夏侯琢道:“我。。。。。。确实不知道,我把南城的事都交给唐匹敌了,还特意交代过下边人,唐匹敌就与我一样,要听他号令行事。”
柳戈道:“那你更让人失望!”
夏侯琢哪里还有什么脸面辩解,带着亲兵营离开东城,马队穿过冀州城的大街,马蹄子的声音犹如暴雨雷霆。
到了南城的城门下边,夏侯琢没有先上城去,而是一摆手吩咐抓人,亲兵营的士兵拿着绳索开始绑人回来,一个接着一个,不多时城门口就绑过来百余人。
夏侯琢看向那些被按在的人说道:“伙食的事,谁负责?”
那些人纷纷侧头看向一个四十几岁的中年男人,那人连忙回答道:“回将军,是下官负责。”

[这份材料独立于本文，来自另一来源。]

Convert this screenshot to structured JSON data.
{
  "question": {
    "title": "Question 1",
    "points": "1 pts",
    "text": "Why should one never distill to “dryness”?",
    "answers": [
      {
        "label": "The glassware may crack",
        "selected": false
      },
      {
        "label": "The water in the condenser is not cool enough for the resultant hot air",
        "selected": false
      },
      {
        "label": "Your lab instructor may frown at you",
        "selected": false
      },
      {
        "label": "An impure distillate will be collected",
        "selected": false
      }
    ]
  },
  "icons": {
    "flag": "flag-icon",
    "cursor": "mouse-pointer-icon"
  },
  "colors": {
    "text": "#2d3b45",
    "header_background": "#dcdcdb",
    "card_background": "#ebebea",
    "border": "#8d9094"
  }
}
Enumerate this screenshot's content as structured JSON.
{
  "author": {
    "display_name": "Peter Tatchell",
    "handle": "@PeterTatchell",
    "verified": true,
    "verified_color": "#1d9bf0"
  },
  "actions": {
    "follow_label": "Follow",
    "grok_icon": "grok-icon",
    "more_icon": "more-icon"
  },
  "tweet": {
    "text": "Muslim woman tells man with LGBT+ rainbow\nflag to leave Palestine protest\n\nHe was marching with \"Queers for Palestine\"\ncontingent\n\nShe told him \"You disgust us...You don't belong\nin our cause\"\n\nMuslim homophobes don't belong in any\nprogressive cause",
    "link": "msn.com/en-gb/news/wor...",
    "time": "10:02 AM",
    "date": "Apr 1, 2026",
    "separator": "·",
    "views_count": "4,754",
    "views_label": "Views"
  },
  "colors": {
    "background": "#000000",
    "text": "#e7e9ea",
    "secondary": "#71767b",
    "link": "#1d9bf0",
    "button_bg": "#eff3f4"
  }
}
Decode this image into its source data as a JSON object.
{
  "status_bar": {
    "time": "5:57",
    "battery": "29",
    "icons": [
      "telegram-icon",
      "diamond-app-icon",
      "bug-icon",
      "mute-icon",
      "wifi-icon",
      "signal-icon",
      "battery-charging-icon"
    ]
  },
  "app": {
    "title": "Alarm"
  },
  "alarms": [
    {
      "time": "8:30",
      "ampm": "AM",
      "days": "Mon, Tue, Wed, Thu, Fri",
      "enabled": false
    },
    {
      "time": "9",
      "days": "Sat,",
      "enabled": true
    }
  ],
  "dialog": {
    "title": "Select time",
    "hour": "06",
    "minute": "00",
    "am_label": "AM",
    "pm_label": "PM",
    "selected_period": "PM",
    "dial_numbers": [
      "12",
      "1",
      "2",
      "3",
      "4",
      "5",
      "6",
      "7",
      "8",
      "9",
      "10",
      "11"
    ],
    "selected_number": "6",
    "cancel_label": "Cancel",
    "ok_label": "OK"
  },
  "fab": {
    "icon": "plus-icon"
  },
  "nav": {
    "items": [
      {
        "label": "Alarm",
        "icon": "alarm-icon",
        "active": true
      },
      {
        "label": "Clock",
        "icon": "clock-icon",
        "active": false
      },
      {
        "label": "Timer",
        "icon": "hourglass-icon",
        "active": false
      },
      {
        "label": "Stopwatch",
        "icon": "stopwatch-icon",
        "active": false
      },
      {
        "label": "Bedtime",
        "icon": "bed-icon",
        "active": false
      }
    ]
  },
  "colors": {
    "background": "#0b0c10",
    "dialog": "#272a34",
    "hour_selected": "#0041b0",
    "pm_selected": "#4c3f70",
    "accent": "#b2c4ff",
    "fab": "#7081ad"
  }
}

有人在夏侯琢耳边压低声音说道:“这人叫陶庆谦,是节度使大人的亲戚,节度使大人的夫人是陶庆谦的堂姐,这人仗着和节度使大人的关系,颇有些蛮横。”
夏侯琢点了点头,他问陶庆谦道:“城墙上守军的伙食,是不是按人头分发的。”
陶庆谦连忙说道:“回将军,确实是按照人头分发的,一个不差。”
“一个不差?”
柳戈哼了一声后问道:“那你告诉我,唐匹敌为何没有分到饭菜?”
陶庆谦道:“回将军,他没有,是因为他不属于咱们冀州军,按照规矩,也就没有他的饭菜,下官也觉得不好意思,所以还特意亲自去和唐匹敌说了一声,他自己也说无妨。”
夏侯琢沉默片刻后说道:“我给你一个机会把事情说清楚,如果你再胡言乱语,别怪我不客气。”
陶庆谦道:“回将军,下官也是按照规矩做事,各军汇总人数,都没有把唐匹敌算在内,所以伙食上就没有他的,这是。。。。。。”
他的话还没有说完,夏侯琢从马背上跳了下去,一把抓住陶庆谦的衣领把人举起来,不等陶庆谦求饶,他把陶庆谦在半空中转了半圈,头朝下狠狠的一戳。
砰地一声,陶庆谦的脑袋就好像直接被戳进胸腔里似的。
“你们谁来说?!”
夏侯琢随手把陶庆谦的尸体扔出去,怒视着跪在那的其他人。